„In den Gesprächen, die ich mit Bürger*innen vor Ort führe, steht die Verkehrsbelastung in der wichtigsten Hermsdorfer Geschäftsstraße bereits seit längerem an erster Stelle. Mit dem S-Bahnhof und vielfältigem Einzelhandel, Gewerbe und Gastronomie bildet sie das beliebte und belebte Zentrum unseres Ortsteils. Leider wirkt sich der wachsende Autoverkehr zunehmend negativ auf die Aufenthaltsqualität aus. Für Fußgänger*innen und den Fahrradverkehr wird es häufig eng und für die Anwohner*innen wird der Lärm zur Belastung.  

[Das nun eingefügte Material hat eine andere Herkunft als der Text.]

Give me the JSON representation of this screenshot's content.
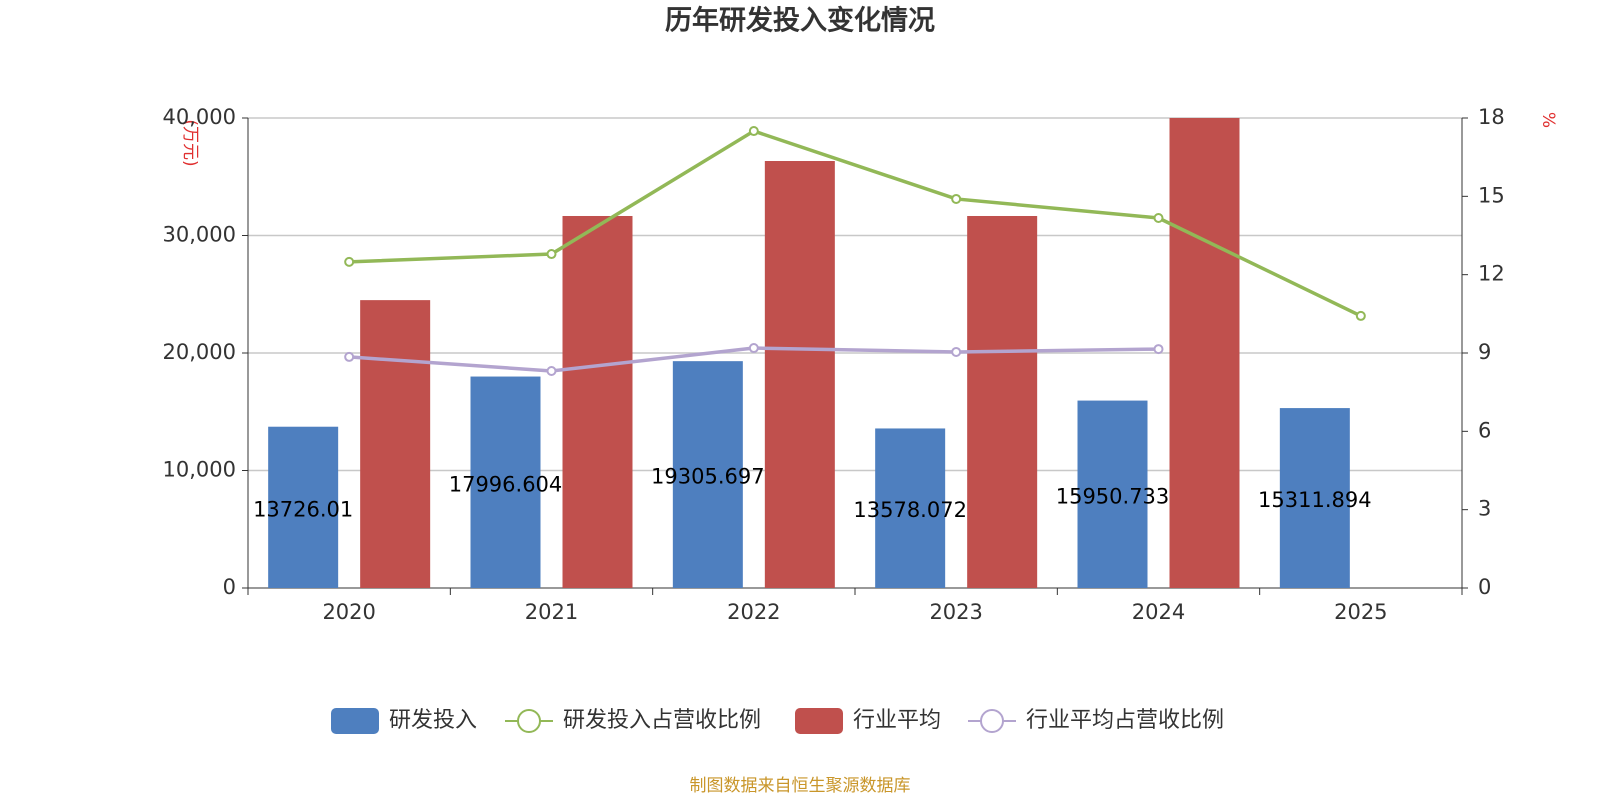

Der im Tagesspiegel Newslwetter vorgeschlagene Pop-up-Radweg auf dem Gehweg sollte aber nicht die Lösung sein, da dann das Problem zu Lasten der Fussgänger*innen verschoben wird, die sich bereits jetzt oft bedrängt und gefährdet fühlen. Bei einer Umwidmung zur Einbahnstraße wird der intensive Parkplatz-Suchverkehr auch nicht reduziert und es besteht zudem die Gefahr das noch schneller gefahren wird, wie Beispiele an anderer Stelle leider zeigen.  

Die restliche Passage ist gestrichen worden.